Hey community!
A Step Functions workflow that usually takes a few minutes to finish has been stuck in RUNNING for hours.
All of the Lambda functions inside it ran without any problems, and the logs show that there were no retries, errors, or timeouts. But the state machine never gets to the last state.
Why it might be happening:
-
A Task Token or Lambda callback never came back
-
The Wait state or timeout is set up wrong
-
The “Next” transition in the ASL definition is wrong
-
Step Functions waiting on an external service that never responded
-
Possible delays in service-level propagation after a deployment
Has anyone ever had Step Functionsexecutions that “hang” for no clear reason?
What troubleshooting approach should I take to identify the stuck state or missing callback?
Hi @Carol_01
This doesn’t seem Bitrise related. Are you sure you wanted to post it on Bitrise’s forum?

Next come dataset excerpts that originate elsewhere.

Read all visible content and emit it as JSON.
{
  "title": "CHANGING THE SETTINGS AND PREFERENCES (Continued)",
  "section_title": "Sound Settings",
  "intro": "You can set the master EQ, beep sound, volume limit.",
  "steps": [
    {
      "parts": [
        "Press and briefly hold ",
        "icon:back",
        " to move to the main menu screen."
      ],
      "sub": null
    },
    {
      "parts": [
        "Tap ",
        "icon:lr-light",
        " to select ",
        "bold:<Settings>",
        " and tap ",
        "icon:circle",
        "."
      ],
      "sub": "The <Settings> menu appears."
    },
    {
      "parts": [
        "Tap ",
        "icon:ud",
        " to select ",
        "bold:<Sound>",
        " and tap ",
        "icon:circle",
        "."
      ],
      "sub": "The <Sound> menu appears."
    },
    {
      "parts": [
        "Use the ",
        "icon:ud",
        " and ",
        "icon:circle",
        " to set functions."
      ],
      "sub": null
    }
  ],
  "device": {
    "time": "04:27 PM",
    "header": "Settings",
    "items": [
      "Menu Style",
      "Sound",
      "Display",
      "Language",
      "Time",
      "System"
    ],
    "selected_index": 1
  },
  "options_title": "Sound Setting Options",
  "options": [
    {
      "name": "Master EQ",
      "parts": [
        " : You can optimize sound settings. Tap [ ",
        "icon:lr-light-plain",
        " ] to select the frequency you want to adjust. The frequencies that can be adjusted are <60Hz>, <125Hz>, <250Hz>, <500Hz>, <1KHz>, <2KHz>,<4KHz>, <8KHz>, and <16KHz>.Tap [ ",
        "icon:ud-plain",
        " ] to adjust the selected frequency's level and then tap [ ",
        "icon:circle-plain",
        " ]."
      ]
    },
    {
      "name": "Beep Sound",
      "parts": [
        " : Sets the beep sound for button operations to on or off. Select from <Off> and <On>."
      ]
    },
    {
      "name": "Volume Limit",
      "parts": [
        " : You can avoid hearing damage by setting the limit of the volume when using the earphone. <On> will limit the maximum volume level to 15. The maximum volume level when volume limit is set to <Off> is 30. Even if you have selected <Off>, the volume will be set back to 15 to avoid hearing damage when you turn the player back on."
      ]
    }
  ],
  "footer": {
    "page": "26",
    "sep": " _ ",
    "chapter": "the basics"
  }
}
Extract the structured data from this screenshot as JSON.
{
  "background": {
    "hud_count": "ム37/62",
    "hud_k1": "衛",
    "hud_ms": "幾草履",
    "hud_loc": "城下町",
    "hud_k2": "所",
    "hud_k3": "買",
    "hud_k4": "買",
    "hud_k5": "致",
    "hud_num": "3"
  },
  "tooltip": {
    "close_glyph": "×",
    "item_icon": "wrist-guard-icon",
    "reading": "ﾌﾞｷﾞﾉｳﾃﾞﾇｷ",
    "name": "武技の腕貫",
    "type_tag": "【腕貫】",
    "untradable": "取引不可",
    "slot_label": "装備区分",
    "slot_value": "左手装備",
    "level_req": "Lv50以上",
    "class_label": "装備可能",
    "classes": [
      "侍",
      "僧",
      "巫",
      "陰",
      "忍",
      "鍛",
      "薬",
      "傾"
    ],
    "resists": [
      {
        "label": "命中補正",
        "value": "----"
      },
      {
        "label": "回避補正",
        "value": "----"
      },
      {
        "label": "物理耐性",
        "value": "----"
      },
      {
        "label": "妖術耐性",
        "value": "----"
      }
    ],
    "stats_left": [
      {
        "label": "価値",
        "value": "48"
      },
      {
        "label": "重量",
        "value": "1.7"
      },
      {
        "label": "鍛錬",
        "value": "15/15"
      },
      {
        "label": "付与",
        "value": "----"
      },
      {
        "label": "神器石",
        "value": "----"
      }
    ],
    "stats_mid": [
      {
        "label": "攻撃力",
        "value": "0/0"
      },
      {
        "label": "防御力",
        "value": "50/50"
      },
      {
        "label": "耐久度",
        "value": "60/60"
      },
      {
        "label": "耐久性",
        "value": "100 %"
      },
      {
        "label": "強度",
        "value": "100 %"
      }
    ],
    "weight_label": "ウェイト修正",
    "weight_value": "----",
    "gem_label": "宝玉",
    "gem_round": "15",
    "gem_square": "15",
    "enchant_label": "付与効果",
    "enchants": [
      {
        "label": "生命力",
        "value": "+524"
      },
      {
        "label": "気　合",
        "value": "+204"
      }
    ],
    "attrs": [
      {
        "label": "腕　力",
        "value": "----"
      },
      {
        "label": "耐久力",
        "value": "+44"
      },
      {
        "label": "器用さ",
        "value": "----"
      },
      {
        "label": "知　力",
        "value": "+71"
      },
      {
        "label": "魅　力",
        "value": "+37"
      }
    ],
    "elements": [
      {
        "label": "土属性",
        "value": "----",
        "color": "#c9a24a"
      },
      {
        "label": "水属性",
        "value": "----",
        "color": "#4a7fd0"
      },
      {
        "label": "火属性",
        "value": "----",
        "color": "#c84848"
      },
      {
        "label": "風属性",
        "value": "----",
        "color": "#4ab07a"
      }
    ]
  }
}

Heyy!!!Thank you for your answer! Yes, we know this isn’t strictly about Bitrise, and we know that the forum is usually about CI/CD topics.
We posted here on purpose because we wanted to reach a wider group of engineers who might have used AWS Step Functions in real life.
Thanks for your time. Any tips on how to fix stuck Step Functions executions would be very helpful!
this almost always means AWS Step Functions is waiting on one state that never finished.
check the execution event history, not the graph. the last emitted event shows where it’s stuck.
most common causes i’ve seen:
-
task token / callback never sent (Send Task Success missing)
-
Wait state using bad or null timestamp
-
ResultPath / OutputPath wiping input for the next state
-
service integration completed externally but never signaled back
step functions don’t hang randomly — they’re waiting forever on something specific. event history will point straight to it.